Bruno Colmant

Depuis quelques années, la frontière entre l’État et le marché est devenue floue

Bruno Colmant Economiste. Professeur à la Vlerick School, l’ULB et l'UCL.

Dans un récent article du Financial Times, les dangers des gigantismes commerciaux émanant tant de Chine que des États-Unis étaient mis en exergue, menaçant l’équilibre précaire du marché mondial. Ces réalités faussent la concurrence et permettent à des pays ou à des entreprises de capturer des rentabilités excessives, créant ainsi une atmosphère inquiétante.

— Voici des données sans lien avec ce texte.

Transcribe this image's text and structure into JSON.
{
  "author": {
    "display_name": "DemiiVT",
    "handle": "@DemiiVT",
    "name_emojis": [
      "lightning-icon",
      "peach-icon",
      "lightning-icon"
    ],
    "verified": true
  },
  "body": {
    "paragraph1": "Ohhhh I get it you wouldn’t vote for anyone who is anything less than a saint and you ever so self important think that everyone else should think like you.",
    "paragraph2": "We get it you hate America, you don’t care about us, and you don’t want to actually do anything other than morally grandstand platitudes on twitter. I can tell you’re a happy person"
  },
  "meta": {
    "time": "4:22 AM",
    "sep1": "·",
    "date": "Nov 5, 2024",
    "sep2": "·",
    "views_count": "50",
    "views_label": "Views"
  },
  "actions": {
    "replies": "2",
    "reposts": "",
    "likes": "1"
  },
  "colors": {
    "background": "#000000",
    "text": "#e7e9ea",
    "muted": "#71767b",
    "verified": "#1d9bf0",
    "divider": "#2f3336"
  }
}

Même les pays les plus libéraux, comme les États-Unis, ont resserré leur partenariat avec des entreprises mondiales au relent monopolistique, tandis que les inégalités s’aggravent, présageant un avenir incertain.

Bien entendu, l’entreprise est constamment en quête de monopole (spatial, temporel, etc.) et obéit aux lois de rentabilité du marché qu’elle tente d’influencer grâce à son « pricing power ». Mais quel contraste troublant avec l’esprit du Sherman AntiTrust Act américain de 1890 qui constitua la première tentative du gouvernement américain de limiter les comportements anticoncurrentiels des entreprises et de donner naissance au droit de la concurrence moderne ! Le Sherman AntiTrust Act est lui-même dérivé du Boston Tea Party (conduisant au fameux « No taxation without representation »), mouvement de rébellion des Américains contre les Anglais qui imposèrent le Tea Act de 1773, confirmant le monopole d’achat des thés à l’East India Company. Cette Tea Party marqua le point de départ de l’indépendance et de la démocratie américaines.

D’ailleurs, l’économie de marché néolibérale ne coïncide pas avec un pouvoir public chétif. Au contraire, celui-ci gagne en importance dans un modèle économique qu’on veut voir dépouiller de monopoles et d’oligopoles, mais qui, au fil du temps, suscite une inquiétude croissante.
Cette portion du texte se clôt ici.